Please and thank you!!


----------



## R1CH (Jul 9, 2021)

Is this not the same as "Show nothing when playback ends"? Then set your streamdeck to play the source again instead of toggling visibility.


----------



## CarcinogenSDA (Jul 20, 2021)

Well my streamdeck OBS options by default only has "Scene", "mixer audio", "record", "stream", and "source". I can't find any such button that lets me play a video once and simply rewind/replay it other than "source" and deactivating/reactivating it. Fortunately if I use Scene Sources it doesn't cause any buffering for me (how you guys did that wizard magic to even work with minimal RAM/CPU is a mystery to me)

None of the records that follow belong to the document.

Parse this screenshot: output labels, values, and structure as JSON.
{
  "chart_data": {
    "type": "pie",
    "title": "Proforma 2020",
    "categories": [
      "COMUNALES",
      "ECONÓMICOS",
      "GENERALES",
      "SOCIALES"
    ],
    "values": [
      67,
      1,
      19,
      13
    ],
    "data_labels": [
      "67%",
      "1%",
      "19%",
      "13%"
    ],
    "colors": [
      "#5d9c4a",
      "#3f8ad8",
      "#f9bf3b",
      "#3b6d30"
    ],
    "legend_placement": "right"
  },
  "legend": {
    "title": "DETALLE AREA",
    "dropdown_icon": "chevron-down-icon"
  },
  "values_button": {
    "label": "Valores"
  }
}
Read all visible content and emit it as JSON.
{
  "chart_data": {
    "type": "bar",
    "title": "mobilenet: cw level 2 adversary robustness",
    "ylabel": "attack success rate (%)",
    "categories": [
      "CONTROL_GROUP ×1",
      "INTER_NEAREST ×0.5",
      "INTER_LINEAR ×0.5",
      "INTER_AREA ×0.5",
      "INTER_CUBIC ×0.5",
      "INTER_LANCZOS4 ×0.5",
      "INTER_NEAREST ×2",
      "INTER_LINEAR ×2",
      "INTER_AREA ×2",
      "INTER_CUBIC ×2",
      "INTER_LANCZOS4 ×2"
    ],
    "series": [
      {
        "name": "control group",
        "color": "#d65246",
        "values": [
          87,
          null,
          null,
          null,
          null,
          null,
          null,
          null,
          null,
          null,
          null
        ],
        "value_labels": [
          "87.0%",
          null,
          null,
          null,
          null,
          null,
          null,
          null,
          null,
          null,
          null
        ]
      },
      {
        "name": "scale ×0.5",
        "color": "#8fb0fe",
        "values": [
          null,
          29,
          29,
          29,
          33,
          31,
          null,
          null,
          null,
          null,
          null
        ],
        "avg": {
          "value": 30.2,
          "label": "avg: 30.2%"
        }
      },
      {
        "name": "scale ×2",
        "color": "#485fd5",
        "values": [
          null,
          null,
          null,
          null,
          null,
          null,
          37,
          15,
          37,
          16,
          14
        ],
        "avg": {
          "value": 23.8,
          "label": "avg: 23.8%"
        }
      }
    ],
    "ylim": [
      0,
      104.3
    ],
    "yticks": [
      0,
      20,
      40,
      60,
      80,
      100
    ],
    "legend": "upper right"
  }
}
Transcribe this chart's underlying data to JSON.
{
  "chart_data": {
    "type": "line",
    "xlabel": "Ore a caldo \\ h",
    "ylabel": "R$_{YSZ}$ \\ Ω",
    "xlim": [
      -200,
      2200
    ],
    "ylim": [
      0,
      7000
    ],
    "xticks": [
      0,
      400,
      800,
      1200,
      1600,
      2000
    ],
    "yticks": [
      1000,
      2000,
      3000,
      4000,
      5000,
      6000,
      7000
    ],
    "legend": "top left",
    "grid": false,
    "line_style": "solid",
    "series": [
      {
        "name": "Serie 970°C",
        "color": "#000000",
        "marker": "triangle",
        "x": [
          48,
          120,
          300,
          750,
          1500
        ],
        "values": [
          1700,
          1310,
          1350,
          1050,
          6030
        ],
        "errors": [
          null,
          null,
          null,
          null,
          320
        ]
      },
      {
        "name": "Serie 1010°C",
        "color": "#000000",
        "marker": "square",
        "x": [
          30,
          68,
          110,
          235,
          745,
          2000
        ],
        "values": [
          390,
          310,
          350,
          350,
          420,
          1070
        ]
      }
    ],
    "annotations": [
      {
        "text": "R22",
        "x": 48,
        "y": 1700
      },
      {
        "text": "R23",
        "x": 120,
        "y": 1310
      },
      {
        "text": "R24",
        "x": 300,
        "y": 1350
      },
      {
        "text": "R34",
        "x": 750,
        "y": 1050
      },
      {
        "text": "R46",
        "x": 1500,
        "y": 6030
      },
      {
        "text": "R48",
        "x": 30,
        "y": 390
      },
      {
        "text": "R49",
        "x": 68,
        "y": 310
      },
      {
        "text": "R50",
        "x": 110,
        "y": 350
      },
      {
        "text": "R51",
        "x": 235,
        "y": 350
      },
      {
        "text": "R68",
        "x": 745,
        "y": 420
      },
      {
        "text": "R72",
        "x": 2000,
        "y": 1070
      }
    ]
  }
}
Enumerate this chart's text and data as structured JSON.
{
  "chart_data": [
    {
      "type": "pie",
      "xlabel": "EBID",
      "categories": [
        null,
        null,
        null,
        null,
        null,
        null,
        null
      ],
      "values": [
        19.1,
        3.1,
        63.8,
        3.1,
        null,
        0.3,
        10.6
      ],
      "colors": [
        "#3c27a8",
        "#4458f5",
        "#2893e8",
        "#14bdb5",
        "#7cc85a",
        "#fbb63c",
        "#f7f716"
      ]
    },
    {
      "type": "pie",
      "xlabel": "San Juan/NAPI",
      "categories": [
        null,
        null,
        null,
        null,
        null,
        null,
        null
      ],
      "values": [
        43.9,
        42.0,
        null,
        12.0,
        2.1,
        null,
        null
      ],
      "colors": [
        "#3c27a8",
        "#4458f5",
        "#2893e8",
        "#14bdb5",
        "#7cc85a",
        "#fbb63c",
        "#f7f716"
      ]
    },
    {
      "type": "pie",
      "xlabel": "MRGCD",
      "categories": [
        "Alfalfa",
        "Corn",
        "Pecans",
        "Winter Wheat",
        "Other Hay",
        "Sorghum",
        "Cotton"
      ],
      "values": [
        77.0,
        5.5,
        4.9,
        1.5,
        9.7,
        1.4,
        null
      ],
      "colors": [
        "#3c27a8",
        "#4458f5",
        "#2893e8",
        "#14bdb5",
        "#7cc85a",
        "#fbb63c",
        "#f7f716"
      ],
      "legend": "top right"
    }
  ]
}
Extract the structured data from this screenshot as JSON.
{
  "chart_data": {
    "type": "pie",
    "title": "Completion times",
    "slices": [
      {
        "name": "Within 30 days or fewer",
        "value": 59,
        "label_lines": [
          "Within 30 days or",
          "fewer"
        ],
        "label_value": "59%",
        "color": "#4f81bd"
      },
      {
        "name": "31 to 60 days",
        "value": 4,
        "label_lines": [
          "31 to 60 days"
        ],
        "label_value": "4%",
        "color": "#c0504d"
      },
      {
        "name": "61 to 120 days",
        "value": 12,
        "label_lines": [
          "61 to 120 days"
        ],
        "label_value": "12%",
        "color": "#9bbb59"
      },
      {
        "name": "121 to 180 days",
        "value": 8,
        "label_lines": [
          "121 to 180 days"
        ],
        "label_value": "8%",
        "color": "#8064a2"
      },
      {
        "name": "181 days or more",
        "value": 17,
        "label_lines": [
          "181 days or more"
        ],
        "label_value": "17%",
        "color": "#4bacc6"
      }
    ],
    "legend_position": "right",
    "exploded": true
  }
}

I have "show nothing when playback ends" checked, but it doesn't solve the problem of being able to replay the video again in a single press without deactivating/reactivating the source manually.

Upon using it more, it's not a big deal I guess so long as I color-code the buttons that I subconsciously/habitually know the source is on/off.


----------



## MrHillman (Nov 8, 2021)

Ive been searching for something like this too and came up with nothing, im still having to deactivate and reactivate the sources, did you come up a better way?


----------



## tinydog (Mar 7, 2022)

I second OP's suggestion. Hiding the source after playback ends would be a useful feature.


MrHillman said:


> Ive been searching for something like this too and came up with nothing, im still having to deactivate and reactivate the sources, did you come up a better way?


I have a Loupedeck, not a Streamdeck. I'm able to set up a macro that toggles a source (to make it visible), waits a specified length of time (hardcoded in the macro, rather than being dynamic based on the video source's length), then toggles the source again (to hide it). I can then assign the macro to one of the buttons. Perhaps Streamdeck has a similar macro functionality.


----------



## T68 (Apr 12, 2022)

+1 on this option to hide/inactivate a media source when it has completed playback of a local file.

In my case I have latest captured replay file as playback in a mediasource which activates when pressing a hotkey on the keyboard. I can have a transition stinger when activating but when it has finished the replay can only show the stinger if I manually deactivate the mediasource which is hard to time well. 

Would be really nice if the mediasource whas deactivated automatically after playback and then could run the outstinger on complete.

If there is a workaround for this, please let me know :-)


----------